Hi,
I am new to system verilog, so please excuse me if my questions are basic and silly.
Is there a way to wait for two events in system verilog, which will happen at the same time stamp.
For Example: If there are two differential clocks, A and B, in a system. I want to check for the rising edge of A and falling edge of B.
fork
@(posedge A);
@(negedge B);
join
The above code worked for me, but i want to know if there is any other way to achive the same with a single line statement.
What you wrote is fine as long as you don’t care if the two events don’t happen at the same time or not. You should not worry about whether it is one statement or two; what is important is that it correctly captures the intent of the functionality you need.
If you do care that they happen at the same time, then is there some amount of skew possible? If so, you will have to sample the two signals with a third clock, or use one clock to sample the other. You might want to look at the expect statement to wait for a sequence to happen.
Hi Dave,
Thanks for your reply. The two signals are differential clock signals i.e B is inverted clock of A. The posedge of A and negedge of B happens at the same time. There is no skew between the two clocks. But even if there is some skew, the fork join will work.
As this is not a temporal expression i am not using the expect statement. I just want my code to proceed when these two events happen at the same time.
Assuming that there is no skew between clock A and its inverted clock B, which is the bestway to check that both posedge of A and negedge of B happens at the same time stamp?
As soon as you say you want to check to signals happen at the same time, you are talking about temporal expressions. What do you consider not at the same time? The fork/join assumes that to two events always occur in pairs, and they are always the same number of both events. That would be true if clock A was simply the inversion of clock B (i.e. no gating). In that case you might want to use a basic Verilog timing check to verify that.

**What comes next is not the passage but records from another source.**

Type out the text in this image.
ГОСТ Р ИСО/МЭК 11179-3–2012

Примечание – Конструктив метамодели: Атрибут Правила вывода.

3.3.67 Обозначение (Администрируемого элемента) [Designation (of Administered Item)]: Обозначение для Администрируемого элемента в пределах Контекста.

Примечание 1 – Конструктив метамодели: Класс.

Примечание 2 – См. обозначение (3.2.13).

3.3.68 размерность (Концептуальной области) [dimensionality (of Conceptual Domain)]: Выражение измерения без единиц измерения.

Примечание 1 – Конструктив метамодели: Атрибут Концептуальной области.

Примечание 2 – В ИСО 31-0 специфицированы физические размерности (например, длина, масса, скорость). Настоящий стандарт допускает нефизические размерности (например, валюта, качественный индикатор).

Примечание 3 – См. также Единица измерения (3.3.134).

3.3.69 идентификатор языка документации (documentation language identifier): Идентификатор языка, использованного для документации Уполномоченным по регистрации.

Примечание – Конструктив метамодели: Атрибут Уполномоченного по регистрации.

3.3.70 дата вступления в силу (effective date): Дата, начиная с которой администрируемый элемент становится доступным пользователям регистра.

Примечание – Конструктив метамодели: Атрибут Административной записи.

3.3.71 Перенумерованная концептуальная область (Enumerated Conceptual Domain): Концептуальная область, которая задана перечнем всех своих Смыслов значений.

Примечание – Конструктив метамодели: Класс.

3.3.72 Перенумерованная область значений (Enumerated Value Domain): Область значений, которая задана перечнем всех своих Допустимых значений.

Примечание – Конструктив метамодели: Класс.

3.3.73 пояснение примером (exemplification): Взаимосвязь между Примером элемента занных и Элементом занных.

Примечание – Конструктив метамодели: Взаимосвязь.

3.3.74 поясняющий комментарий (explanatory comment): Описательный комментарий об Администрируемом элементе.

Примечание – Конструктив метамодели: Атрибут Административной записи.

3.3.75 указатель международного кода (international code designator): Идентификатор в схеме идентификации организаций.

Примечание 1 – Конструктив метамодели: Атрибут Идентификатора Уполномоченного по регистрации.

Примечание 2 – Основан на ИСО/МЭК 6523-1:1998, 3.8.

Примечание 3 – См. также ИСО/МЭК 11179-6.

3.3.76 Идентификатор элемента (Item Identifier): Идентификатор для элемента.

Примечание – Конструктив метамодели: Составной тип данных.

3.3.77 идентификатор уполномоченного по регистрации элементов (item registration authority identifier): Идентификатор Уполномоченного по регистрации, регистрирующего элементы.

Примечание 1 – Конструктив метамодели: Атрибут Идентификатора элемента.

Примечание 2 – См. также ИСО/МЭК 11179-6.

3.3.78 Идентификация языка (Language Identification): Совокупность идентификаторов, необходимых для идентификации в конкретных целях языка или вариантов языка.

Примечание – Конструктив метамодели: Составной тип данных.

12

@(posedge A or negedge B); //if you want that goes if either A or B happens. Not exactly what you want but you can use it creatively
//The Following will not work
@(posedge A and negedge B);//Notice that this is not allowed because two different events cannot be in the same delta and will be never triggered.
//However, you can use
@(posedge A iff (B==0));//This will trigger when posedge clock event A is triggered and the value of B is zero. The problem with this is that it doesn't ensure that B was triggered at the same time.
As Dave already said, the definition of at the same time for signals means a logical relation. In your case, it would be just to check that relation and wait for one of the signals since they change at the same time.
assert (A != B) $display ("OK. A equals not B");
else $error("It's gone wrong");
//Another way to check
fork
begin
forever
begin
@(A iff (B==A));
$display ("This is an unexpected ERROR on A event");
end
end
begin
forever
begin
@(B iff (B==A));
$display ("This is an unexpected ERROR on B event");
end
end
begin
forever
begin
@(A iff (B!=A));
$display ("This is OK and what should happens anycase");
end
end
join_none
You can also check if two events are aliased to each other
event evt1, evt2, evt3;
initial
begin
evt1 = evt2;
if (evt1 == evt2)
$display("evt1 == evt2");
if (evt1 === evt2)
$display("evt1 === evt2");
if (evt1 != evt3)
$display("evt1 != evt3");
if (evt3 != null)
$display("evt3 != null");
end
endprogram
The $display system tasks display the following:
evt1 == evt2
evt1 === evt2
evt1 != evt3
evt3 != null
In comparing named events, the case equality operator === works the same as the equality operator ==, and the case inequality operator !== works the same as the inequality operator !=.